Your community is tackling a hot button issue. Cat licensing. A new visual identity. A proposed new moat to be installed around the municipal office (said facetiously but it would certainly get folks out to a municipal budget presentation that otherwise typically has no public attendance these days).

Issues, their solutions, and any decision making for that matter is never easy in a world in which every community resident is a member of the Board of Directors. Democracy is beautifully messy.

We Need More Servant Leaders

Given this beautiful mess, our set point is to seek consensus. But there is no consensus. Ask 100 people how they feel about the proposed new spray park, and 20 will hate it, 60 will appreciate it but be quiet about it, and 20 will want to adore it all over Instagram. To address this, our options are: a) to waffle and never make a decision; and b) to have leadership make decisions. Option B is the much better route.

However, Option B can be perilous. Traditionally, the “Pied Pipers” in your community are folks you visibly see around you. We collectively give these folks the keys to our community’s future. We can be tempted to blindly follow the cult of personality because our societal set point is to believe in the power of the individual to quickly solve very complex issues and challenges. When it’s benevolent and strategic its great. But it’s not a given and we all know examples where it has gone wrong…very wrong.

As a management style, title, power and intimidation is easier than kindness. Obvious strength is easier to visibly see and we fall for it. But in only focusing on one shiny bobble, we are ignoring organizational wheels and gears.

If we are going to position organizations and communities for a more ambitious future, we need a more uncommon leadership style.

We need the servant leader. The servant leader has a central compass that can best be described by looking in a mirror. When you look in the mirror, it’s not your face that is looking back. It’s not ego. That’s self. It’s not eggo. That’s just a spelling error and a bad kind of breakfast.

All that looks back at you is all the faces of hopes and dreams and worries. In your heartbeat you feel the urge to be of service to others to help them empower themselves. You have gratitude for what you have. You are humble and kind. You work to build things that you believe our children and grandchildren would be proud of. And you don’t waiver from your greater mission when – every day – you encounter those who don’t or don’t want to understand the deeper mission.

As a result, servants of greater good can still have a steely resolve and determination like power-driven self-interested leaders, but there are guided by the deeper challenges and needs of society, and design an organization to best serve those needs.

To serve the mission, the servant leader is driven by nurturing of a high performance organization. The servant leader focuses on empowering the many. The servant leader is a great communicator who helps people connect strategic dots. The servant leader is always working to take the down the fences of the mind that carve us apart.

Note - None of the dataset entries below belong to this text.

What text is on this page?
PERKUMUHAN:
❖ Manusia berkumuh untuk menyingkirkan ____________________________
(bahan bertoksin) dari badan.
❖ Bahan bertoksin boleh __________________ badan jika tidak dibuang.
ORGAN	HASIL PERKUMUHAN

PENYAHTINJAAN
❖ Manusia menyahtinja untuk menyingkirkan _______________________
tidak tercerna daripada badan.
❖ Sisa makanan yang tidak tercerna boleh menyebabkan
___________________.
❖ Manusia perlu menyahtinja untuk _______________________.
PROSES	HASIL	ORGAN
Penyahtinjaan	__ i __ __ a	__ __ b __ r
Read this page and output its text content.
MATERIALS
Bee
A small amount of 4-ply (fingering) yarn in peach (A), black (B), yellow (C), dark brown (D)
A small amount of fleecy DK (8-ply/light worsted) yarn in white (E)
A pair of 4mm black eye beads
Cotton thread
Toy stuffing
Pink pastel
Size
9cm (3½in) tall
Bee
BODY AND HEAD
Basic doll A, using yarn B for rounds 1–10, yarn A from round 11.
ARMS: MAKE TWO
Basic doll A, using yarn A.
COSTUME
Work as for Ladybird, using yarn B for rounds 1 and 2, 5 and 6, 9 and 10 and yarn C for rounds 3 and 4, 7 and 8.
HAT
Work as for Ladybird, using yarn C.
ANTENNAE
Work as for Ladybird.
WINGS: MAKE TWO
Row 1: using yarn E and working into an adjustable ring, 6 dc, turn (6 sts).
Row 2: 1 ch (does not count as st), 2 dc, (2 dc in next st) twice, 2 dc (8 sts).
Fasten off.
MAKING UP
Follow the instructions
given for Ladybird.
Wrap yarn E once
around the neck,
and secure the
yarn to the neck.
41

Operationally, the servant leader is often quiet, enables the performance of others, builds “team,” accepts mistakes as learning opportunities, celebrates the success of others more than self, and creates both sense of destination while recognizing achievement of the stepping stones. The servant leader pushes from below rather than demand from the top. The servant leader believes that the notion of “Us” has more to say than the concept of “I.

Why? Because a performance organization where people feel valued, understand the mission, and directly contribute to generating “wins,” builds the community trust required to leap the lack of consensus hurdle that paralyzes too many communities.

This is a leap of faith for municipalities because it requires softer re-focus on people not hard-edged check boxes of creating a plan here, there and everywhere. Focus is entirely on a single question: how do we best enable organizational performance? The answer creates suggestion of activities that are rare in municipalities: hire for talent, pay what talent deserves, build strong relationships between Council and Administration, budget more for employee continuing education, take management courses together, invite thought leader speakers to your organization and community, and on it goes. The people prism immediately generates an entirely different brainstorming list of what to do than brainstorming related to a community plan in one form or another.

A people-first focus believes that those empowered in an organization are released from constraint to test the bounds of ambition, and being content stay long enough to realize a sum greater than the parts. We don’t necessarily know the destination. We rely on where the imagination of a high performance team takes us. It’s tough to wrap the mind around. But it’s necessary if we are to position ourselves dynamically in a world of accelerating change.

Reality is that most plans collect dust because we never bothered to invest in the people we need to make anything happen. And so communities never seem to get out of the rut of sideways movement. If we re-focus our politics and actions on organizational performance and building of trust, we open the door to a world of possibilities.

I think we don’t seek a servant leadership style enough in communities. We are too busy being sold by the loud leadership style hollering “follow me” when we should be paying more attention to bringing leaders to the fore that are apt to say: “where do WE need to go and how do WE get there?”